All’uopo vennero emanate alcune grida volte al controllo della produzione e del commercio degli alimenti; fra quelle che riguardano l’investitura in questione è L’Avviso per la notificazione della Carni Suine Salate e Contrattazione all’ingrosso delle medesime, pubblicato a Parma il 21 aprile 1764, nella quale si ordinava il censimento di salami, spallette, bondiole, culatelli investiti, prosciutto con l’osso, cossetto o Culatello senz’osso, lardi, panzette, gole, gambetti, distrutto o dolego e songia(7).
Non si tratta di un provvedimento isolato, ma di un intervento tipico dei momenti di carestia. Analogo provvedimento si pubblicò infatti negli anni 1783, 1785 e 1786(8).

Alla morte di don Ferdinando (9 ottobre 1802) il ducato di Parma passava sotto il diretto dominio della Francia. L’amministratore generale degli stati di Parma, Piacenza e Guastalla, Médéric-Louis-Elie Moreau de Saint-Méry, sviluppò il primo tentativo moderno di formulare una statistica dell’esistente, dal quale risulta che l’allevamento suino era abbastanza sviluppato(9).
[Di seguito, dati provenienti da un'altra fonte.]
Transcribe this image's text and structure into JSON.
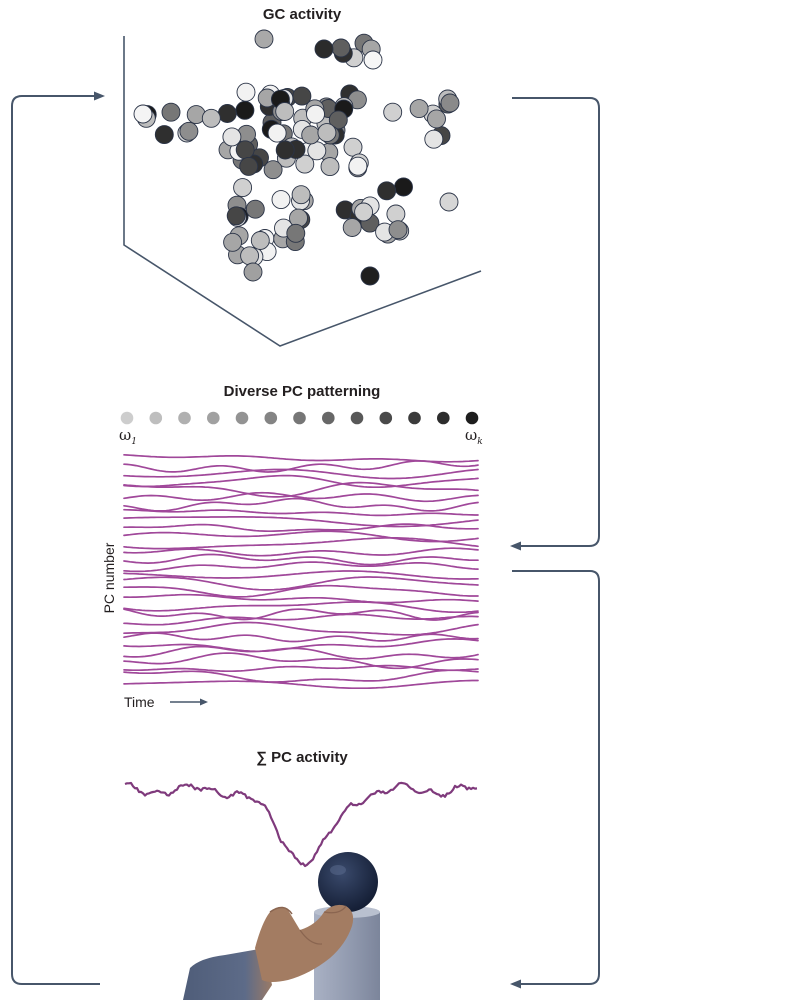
{
  "panel_gc": {
    "title": "GC activity"
  },
  "panel_pc": {
    "title": "Diverse PC patterning",
    "omega_first": "ω",
    "omega_first_sub": "1",
    "omega_last": "ω",
    "omega_last_sub": "k",
    "y_label": "PC number",
    "x_label": "Time",
    "trace_color": "#a0489a"
  },
  "panel_sum": {
    "title": "∑ PC activity",
    "trace_color": "#7f3a7c"
  },
  "colors": {
    "arrow": "#47566a",
    "frame": "#47566a",
    "ball": "#1d2a45",
    "pedestal": "#9aa3b8",
    "hand": "#a37c62",
    "sleeve": "#56647f"
  }
}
Un atto del Comune di Parma, il Calmiero della Carne Porcina Salata… del 9 aprile 1805(10), non lascia dubbio alcuno sull’esistenza del Culatello inteso nell’accezione moderna. Basta scorrere l’elenco delle carni per accorgersi che il suo valore è il più elevato: 48 soldi per libbra; inoltre dal confronto con gli altri prodotti emerge che si tratta di un salume quasi completamente magro. Il Salame magro, che costava quasi il doppio in passato, ha ora il medesimo valore dei Culatelli investiti, le altre carni valgono un quinto in meno, i Prosciutti circa due quinti in meno, Gole, Pancette e Songia solo la metà. E’ una conferma del Calmiere del 3 aprile 1776 pubblicato da Enrico Dall’Olio.

Una volta conseguito il pieno riconoscimento del proprio valore come prodotto gastronomico, il Culatello perderà la qualifica di investitura e risulterà fra i termini registrati dai vocabolari, grazie anche ad alcune prestigiose mediazioni: la prima, del 1818, è dovuta al poeta dialettale parmigiano Giuseppe Callegari, che in una sua novella cita due specialità parmensi fra quelle ammannite in Paradiso: la Bomba di riso e il Culatello; l’altra proviene dal carteggio fra lo scultore Renato Brozzi, di Traversatolo (Parma), e Gabriele d’Annunzio. Il Brozzi conosceva bene questa prelibata investitura e riforniva volentieri il poeta che, da avido ghiottone, considerava il Culatello una vera panacèa.

Se il Culatello affonda le sue radici nella memoria storica della cultura contadina, è proprio in questa zona che raggiunge la sua perfezione: nei casolari della Bassa, dove la tradizione mantiene viva la qualità di un cibo inimitabile, degno delle mense più raffinate, e dove è ancora possibile rivivere l’immagine della figura femminile che mostra le investiture di Parma rappresentate dal Mitelli oltre 300 anni fa.